I am preferring a handheld meter as I am mostly using film, but I have used digital cameras as a meter also.

Mostly the handheld meter and the camera meter were in accordance. A nice addition in most digital cameras is the spot metering.
 
At times I carry both digital and film bodies... With bright city street lights at night I will shoot and chimp the digital to get the effect I want, then expose the film likewise... Spot meter would work just as well ;-).

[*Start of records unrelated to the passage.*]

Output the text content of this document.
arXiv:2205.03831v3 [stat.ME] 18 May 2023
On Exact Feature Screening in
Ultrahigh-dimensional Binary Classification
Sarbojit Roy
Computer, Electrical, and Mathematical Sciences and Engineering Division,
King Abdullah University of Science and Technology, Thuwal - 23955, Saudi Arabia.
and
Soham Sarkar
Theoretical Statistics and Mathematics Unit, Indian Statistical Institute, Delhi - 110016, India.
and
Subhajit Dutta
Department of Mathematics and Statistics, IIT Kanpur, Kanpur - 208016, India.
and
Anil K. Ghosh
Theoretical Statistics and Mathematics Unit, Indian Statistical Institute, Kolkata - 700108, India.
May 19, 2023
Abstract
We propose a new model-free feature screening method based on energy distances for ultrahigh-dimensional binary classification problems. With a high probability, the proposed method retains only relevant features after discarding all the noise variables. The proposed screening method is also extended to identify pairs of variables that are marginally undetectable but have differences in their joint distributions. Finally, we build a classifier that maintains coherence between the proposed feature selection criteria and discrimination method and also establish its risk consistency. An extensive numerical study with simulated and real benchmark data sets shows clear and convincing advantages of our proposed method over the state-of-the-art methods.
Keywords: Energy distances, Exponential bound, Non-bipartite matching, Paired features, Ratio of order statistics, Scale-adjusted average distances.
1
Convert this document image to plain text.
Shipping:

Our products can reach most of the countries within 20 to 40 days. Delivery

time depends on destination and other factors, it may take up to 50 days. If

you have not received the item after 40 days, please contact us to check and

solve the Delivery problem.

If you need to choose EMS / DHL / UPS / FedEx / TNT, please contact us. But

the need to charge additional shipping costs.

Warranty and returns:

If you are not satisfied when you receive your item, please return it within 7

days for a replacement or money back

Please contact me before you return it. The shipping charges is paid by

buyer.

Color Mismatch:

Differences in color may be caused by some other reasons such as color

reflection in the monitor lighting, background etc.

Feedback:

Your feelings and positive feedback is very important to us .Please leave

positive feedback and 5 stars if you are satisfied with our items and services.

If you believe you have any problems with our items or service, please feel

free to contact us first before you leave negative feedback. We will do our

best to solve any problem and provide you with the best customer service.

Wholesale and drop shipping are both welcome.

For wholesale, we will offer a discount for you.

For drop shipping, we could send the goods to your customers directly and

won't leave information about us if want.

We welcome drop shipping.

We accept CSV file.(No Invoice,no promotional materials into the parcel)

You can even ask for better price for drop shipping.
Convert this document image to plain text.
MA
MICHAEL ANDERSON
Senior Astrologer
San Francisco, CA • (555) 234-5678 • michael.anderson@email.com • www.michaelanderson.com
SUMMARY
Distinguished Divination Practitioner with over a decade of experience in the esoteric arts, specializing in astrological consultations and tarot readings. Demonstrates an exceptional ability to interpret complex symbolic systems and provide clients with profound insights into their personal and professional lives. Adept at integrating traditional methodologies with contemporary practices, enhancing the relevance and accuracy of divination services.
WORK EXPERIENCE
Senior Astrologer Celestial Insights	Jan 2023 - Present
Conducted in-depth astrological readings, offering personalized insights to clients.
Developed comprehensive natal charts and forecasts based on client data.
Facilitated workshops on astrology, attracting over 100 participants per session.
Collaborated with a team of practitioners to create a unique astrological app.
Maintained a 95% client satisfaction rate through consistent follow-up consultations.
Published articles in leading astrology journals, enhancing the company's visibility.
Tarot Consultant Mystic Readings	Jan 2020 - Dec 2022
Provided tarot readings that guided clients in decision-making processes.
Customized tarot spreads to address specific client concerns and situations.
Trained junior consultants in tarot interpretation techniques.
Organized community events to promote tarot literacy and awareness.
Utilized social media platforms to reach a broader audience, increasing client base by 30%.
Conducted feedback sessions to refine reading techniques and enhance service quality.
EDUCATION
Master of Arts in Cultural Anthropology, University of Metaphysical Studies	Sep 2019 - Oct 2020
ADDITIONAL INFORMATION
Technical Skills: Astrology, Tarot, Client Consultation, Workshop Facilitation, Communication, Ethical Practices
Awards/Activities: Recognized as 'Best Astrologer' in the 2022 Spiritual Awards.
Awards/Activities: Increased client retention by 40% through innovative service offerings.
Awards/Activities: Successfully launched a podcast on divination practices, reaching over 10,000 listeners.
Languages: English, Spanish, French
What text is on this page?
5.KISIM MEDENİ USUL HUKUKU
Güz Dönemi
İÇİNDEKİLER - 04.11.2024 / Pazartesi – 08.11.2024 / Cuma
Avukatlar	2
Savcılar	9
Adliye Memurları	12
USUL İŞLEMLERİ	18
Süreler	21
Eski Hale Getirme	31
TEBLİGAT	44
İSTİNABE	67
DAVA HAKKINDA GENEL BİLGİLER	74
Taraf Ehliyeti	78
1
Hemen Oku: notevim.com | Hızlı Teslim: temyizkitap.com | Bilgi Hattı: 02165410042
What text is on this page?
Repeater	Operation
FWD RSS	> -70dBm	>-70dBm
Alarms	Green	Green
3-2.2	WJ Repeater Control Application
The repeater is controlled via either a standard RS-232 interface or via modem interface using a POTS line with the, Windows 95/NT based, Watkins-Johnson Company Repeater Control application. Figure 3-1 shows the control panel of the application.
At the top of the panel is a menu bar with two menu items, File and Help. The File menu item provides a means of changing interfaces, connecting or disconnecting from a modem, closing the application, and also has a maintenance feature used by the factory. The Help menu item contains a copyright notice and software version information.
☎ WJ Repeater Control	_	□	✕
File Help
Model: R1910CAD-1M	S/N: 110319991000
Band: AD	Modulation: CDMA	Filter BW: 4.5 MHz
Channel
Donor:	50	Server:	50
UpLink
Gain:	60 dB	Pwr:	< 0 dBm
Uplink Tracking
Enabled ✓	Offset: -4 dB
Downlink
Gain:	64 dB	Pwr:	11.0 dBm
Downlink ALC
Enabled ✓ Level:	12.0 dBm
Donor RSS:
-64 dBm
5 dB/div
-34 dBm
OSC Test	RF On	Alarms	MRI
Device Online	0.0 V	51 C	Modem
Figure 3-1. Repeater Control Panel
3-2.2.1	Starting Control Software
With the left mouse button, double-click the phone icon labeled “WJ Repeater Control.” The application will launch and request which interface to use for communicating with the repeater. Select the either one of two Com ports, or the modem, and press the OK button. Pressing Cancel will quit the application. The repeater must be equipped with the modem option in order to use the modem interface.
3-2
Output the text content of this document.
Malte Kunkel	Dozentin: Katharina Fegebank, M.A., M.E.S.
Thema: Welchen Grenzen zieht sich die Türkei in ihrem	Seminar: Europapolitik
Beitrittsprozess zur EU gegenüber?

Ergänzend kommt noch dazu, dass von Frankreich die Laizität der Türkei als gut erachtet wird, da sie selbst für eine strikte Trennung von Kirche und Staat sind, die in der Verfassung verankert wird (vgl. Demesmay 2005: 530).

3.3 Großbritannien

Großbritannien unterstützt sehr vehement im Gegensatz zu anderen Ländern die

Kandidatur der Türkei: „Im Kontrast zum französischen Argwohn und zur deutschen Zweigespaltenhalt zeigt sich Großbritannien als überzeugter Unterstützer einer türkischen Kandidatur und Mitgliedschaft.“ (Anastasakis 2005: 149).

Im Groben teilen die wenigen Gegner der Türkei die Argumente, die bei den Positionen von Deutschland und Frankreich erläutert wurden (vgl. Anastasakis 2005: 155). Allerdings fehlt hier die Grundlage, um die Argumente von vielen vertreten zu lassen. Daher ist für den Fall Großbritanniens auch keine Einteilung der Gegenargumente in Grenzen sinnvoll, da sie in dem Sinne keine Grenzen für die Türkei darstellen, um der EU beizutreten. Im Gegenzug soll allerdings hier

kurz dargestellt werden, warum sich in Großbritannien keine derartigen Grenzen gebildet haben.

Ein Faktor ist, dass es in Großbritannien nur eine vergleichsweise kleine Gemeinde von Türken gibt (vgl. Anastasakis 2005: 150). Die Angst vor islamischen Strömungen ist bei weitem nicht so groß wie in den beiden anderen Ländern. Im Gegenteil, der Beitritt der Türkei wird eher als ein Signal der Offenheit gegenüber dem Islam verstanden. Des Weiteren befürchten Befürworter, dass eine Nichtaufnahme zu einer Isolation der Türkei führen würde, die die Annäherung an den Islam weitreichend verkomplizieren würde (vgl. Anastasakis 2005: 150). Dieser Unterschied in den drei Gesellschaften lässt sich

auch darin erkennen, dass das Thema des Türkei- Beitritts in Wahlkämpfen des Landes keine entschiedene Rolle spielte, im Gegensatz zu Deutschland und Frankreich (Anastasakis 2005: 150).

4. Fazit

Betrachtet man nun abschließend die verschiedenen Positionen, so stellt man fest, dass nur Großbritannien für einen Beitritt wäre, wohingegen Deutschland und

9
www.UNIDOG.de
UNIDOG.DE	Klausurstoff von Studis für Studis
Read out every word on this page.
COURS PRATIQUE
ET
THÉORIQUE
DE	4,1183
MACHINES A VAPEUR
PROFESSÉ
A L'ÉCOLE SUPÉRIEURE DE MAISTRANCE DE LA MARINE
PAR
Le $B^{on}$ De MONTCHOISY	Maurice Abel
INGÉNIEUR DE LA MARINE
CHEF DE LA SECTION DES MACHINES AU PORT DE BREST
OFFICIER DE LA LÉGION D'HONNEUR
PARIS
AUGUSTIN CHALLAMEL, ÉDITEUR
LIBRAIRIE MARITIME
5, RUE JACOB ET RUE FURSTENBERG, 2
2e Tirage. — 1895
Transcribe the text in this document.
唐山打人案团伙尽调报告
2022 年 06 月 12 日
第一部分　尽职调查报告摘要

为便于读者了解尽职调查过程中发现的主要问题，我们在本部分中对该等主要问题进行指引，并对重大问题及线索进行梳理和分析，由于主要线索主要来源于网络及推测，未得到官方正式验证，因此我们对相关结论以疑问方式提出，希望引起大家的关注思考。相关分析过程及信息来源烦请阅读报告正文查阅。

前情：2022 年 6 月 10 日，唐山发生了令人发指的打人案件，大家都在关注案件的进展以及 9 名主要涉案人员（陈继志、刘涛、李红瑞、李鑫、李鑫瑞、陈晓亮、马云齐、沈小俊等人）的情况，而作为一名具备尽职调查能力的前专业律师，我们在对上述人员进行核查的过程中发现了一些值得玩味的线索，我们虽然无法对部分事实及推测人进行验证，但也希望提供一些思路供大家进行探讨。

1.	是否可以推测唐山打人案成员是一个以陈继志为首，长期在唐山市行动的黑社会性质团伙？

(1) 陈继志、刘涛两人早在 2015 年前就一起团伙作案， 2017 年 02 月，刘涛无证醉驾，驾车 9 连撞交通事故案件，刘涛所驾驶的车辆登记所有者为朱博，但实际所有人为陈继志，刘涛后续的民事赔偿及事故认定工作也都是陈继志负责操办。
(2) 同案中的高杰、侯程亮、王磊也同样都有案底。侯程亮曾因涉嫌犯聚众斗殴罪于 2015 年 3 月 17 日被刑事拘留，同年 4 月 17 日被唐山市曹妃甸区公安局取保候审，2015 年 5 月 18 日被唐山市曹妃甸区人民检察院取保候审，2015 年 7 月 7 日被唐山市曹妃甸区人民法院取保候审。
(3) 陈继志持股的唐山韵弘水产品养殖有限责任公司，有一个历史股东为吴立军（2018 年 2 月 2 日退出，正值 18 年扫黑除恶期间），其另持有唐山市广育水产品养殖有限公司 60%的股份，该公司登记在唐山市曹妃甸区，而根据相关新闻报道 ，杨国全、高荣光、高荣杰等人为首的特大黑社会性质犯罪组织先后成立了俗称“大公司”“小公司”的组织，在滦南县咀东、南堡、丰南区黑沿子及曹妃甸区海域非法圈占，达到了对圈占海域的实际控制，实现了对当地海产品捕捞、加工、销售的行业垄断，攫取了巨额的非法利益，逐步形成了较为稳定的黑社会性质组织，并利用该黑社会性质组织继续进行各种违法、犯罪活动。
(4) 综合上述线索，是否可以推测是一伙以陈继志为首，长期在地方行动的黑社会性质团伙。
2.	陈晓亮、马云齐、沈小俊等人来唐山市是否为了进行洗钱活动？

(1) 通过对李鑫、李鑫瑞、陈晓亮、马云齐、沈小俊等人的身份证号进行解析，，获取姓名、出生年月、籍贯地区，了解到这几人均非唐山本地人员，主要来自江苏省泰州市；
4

I tried using a digital P&S as a reference for meterless medium format film, but prefered using a (spot) meter.

Casey
 
OK for slides. Worthless for neg, unless it's a very short brightness range.

Cheers,

R.
Why would it be more useful for slides, which have less latitude, than it is for negatives, which have more? If anything, it's harder to use a digital camera as a meter for slides, because E6 clips to black & white faster than digital. So it's easy to be fooled into thinking you're safe when you're not.

Any meter on its own is worthless if you don't know what you're trying to achieve. The trick to using a digital camera as a light meter is learning how to disregard information which doesn't relate to your objective. If you're exposing for the shadows on negative film, the digital camera's image may look clipped and blown out, but the exposure is correct.
 
With bright city street lights at night I will shoot and chimp the digital to get the effect I want, then expose the film likewise... Casey
Dear Casey,

Fair point. I retract my previous observation about 'worthless with neg'. I was thinking of more conventionally lit scenes.

Cheers,

R.
 
I've used mine occasionally, but with the histogram in the display after I take a 'sample' shot. It can be pretty useful that way, especially with the spot meter selected.

More often, I used a Nikon F90x with its amazing meter...seemed to work pretty well for me.
 
Another discussion thread somewhere... In summary, lots of uses for a digipic at the same spot as your film exposure.
- Meter to establish exposure
- Record of shot, date, time, perhaps exposure
- With GPS, record of location
- "Polaroid" of the shot
- and more

What's hard to to get a DOF preview if the sensor size is different.
 
Another discussion thread somewhere... In summary, lots of uses for a digipic at the same spot as your film exposure.
- Meter to establish exposure
- Record of shot, date, time, perhaps exposure
- With GPS, record of location
- "Polaroid" of the shot
- and more

What's hard to to get a DOF preview if the sensor size is different.

Use your iPhone with Theodolite. It does far more than any P&S.
 
I find the DSLR very useful as a spot meter for B&W but as others have said you have to know what you are doing and what you want to accomplish. The screen is useless, but the meter readout is not.